ほとんどの生徒がいなくなった放課後の教室で、比較的仲の良いメンバー三人と何をするでもなく談笑しながら居残っていた。
「律―、お前今日バイトは?」
「休み」
「お、まじか。じゃあこの後どっか行くか!」
明るく提案する友人を一瞥し、すぐに視線を明後日の方へと向ける。
返事を返さない律のことなどお構い無しに、二人の男子生徒は楽しそうにこの後の予定を話し合いながらベランダにいるもう一人の生徒に声をかけた。
「相良―、お前も行くだろ?」
「あー…うん。…なぁー律、あそこにいんの最近お前が朝一緒にいる逢坂さんじゃね?」
相良(サガラ)と呼ばれた男子生徒はベランダの手摺に両腕を乗せながらぼんやりとグラウンドに視線を向けている。
澄の名前が出たことに律はぴくりと反応を示すと、オレンジジュースを片手に徐に立ち上がった。
「おや、興味示した」
先程まで全く会話に参加する気のなかった律がベランダに出る様子を二人の生徒は目で追いかける。

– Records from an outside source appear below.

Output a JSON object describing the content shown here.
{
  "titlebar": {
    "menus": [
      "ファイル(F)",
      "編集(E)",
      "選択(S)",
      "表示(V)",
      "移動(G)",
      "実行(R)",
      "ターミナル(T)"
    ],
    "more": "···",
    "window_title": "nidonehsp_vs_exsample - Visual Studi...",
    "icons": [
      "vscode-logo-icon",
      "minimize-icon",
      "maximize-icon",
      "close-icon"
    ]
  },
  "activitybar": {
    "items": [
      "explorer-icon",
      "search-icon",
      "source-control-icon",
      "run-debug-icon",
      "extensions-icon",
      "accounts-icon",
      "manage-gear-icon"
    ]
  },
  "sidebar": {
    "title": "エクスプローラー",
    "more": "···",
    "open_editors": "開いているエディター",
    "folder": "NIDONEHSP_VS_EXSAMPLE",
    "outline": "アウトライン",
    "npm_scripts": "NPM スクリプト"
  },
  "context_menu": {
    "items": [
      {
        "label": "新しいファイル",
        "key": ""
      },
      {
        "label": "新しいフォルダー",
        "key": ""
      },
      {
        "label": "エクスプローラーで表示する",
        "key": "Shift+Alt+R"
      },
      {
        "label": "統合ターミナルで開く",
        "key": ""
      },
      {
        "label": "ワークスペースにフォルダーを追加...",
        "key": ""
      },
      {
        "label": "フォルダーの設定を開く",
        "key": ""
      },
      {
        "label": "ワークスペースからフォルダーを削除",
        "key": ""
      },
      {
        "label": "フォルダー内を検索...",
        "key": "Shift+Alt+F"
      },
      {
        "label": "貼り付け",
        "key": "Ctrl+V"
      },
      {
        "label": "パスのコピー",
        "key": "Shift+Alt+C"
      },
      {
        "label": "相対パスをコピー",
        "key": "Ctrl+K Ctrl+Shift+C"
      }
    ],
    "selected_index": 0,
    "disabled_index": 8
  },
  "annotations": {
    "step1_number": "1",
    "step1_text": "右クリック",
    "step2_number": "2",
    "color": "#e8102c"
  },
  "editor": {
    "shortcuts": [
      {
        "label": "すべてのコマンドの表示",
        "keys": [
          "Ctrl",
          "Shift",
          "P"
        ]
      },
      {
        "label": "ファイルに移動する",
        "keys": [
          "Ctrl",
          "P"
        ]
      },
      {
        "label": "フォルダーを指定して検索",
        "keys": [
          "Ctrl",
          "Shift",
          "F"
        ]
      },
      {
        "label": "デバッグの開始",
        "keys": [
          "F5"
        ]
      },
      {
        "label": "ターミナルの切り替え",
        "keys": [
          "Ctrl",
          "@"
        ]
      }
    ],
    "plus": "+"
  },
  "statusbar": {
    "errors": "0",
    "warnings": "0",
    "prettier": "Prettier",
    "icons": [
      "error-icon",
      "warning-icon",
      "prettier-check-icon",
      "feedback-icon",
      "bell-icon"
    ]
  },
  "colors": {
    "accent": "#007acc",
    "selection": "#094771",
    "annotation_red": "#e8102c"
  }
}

相良の隣で同じようにベランダの手摺に両腕を乗せると、律はグラウンドに視線を向けながらオレンジジュースを口に含んだ。
「あれ、逢坂さんだろ?」
「……そうだな。お前よくあんな遠いの分かったな」
「俺視力いいから。逢坂さんって陸上部だったんだ」
相良の言葉に律は返事を返さないままグラウンドにいる澄の姿を見つめた。
三階の教室からグラウンドまでは距離があり、生徒一人一人を誰か判別するのは難しい。
「どこどこ逢坂さん、全然見えねーんだけど」
室内に残っていた二人も興味津々といった様子でベランダに出て来ると、目を細めて遠くを眺める。
「どれが逢坂さんか分かんねー。つーか律はいいよな〜、いつの間に逢坂さんと仲良くなったんだよ。可愛いって結構人気あんだぞ」
「そうそう、一緒にいる遠山さんも可愛いよな。A組の女子レベル高くてまじ羨ましい」
「クラス違うと全く話す機会ないもんなぁ〜。紹介しろよ律」
隣でぼやくクラスメイトを横目に律は興味無さそうに無視し続ける。
制服姿でグラウンドにいる澄が男子生徒に案内されるように移動しているのが目に映る。
澄が現在陸上部に所属していないことぐらいは律でも知っていた。
「なぁ、カラオケ行かね?腹も減ったしなんか食おーぜ」
一人が明るい声で提案するが、律の耳には最早届かない。
眉間に皺を寄せて驚いたような表情を僅かに見せると、空になった紙パックをぐしゃりと握り潰した。
「…わりぃ、帰るわ。また今度な」
「え、おい律…!」
紙パックをゴミ箱に投げ捨て自席から鞄を奪うように引っ掴むと、律は走って教室を後にした。
律が急いでいることなど普段皆無に等しい為、クラスメイトの二人は目を丸くして呆然と教室の入り口を見やる。
「……相良、律のやつ急にどうしたんだ。あんな急いでんの初めて見た」
「さぁ?用事でも思い出したんじゃない?……あ、逢坂さん走るのかな」
マイペースな相良の言葉が外の空気に吸い込まれる。
視線の先で、澄がトラックのスタートラインに立っていた。